Not only do the sale of these products help save wildlife, they also create a livelihood for local artisans in Zimbabwe, helping foster a greater appreciation for one of Africa’s most persecuted carnivores, the African Painted Dog, one of the many victims of the snares.

This week, Perth Zoo welcomed Wendy Blakely from one of PDC Inc’s supported projects.

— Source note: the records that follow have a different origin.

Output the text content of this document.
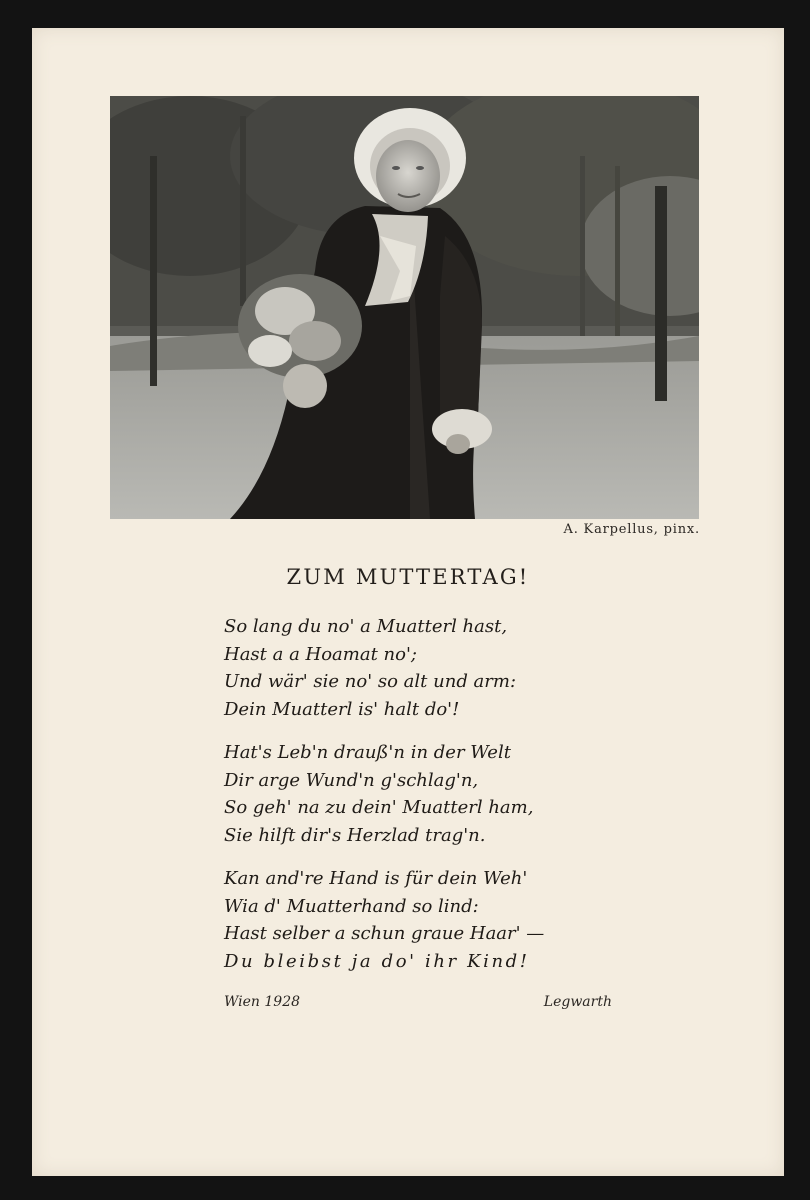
A. Karpellus, pinx.
ZUM MUTTERTAG!
So lang du no' a Muatterl hast,
Hast a a Hoamat no';
Und wär' sie no' so alt und arm:
Dein Muatterl is' halt do'!
Hat's Leb'n drauß'n in der Welt
Dir arge Wund'n g'schlag'n,
So geh' na zu dein' Muatterl ham,
Sie hilft dir's Herzlad trag'n.
Kan and're Hand is für dein Weh'
Wia d' Muatterhand so lind:
Hast selber a schun graue Haar' —
Du bleibst ja do' ihr Kind!
Wien 1928	Legwarth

Walking in to the Zoo shop, she exclaimed: “I know who made that wire elephant statue,… ohhhhh that’s my best friend (pointing to a Zimbabwean artist featured on a poster about SnareWare) He’d get such a kick out of that!”

It’s a project that has literally changed animal and human lives, with the support of John Lemon, Perth Zoo Curator and Founder of PDC Inc.

In 2003, John founded the organisation to save the African Painted Dog from extinction, along with community education programs

In an effort to further engage locals, Wendy came on board to be a Community Arts Coordinator in Zimbabwe.

Wendy worked at a civil law firm in the USA, but always had an interest in African culture. Before being recruited, she was already determined to work with local communities, helping them conserve their wildlife and culture.

Despite having no background in arts and crafts, Wendy has built a strong relationship with many artisans in Zimbabwe, giving them a sense of pride for their own unique skills.

The program provides the space, materials, tools and marketing for talented artisans who produce high quality handmade products.

Every year, artisans are also taken on a tour of a local game reserve to allow them to see some of the native animals that many of them have not seen before. This helps them in creating their animal themed art works.

Items range from woven baskets, wooden carvings, hand dyed bags and most noteworthy, SnareWare.

Snare traps collected by anti-poaching patrols are collected and once received by Wendy’s team they are burnt in a huge bonfire. This softens the wires allowing artisans to shape them into a variety of products and animal ornaments, some decorated with beads.

The artisans are payed for their artworks and then Wendy’s team coordinates for them to be exported to specialty stores and clients.

Fundamentally, this program has provided locals with an alternative source of income, reducing the number of locals that may have sadly turned to poaching to feed their families, whilst decreasing snare traps in the wild.

Some of the SnareWare products can be found at our own shop, Zoonique. The purchase of these items helps support a livelihood for the African artisans and the work of PDC Inc.

“It has given the locals a sense of pride for their skills and their culture,” Wendy said.

“It has also led them to value and appreciate their native animals, including the African Painted Dog,” said John.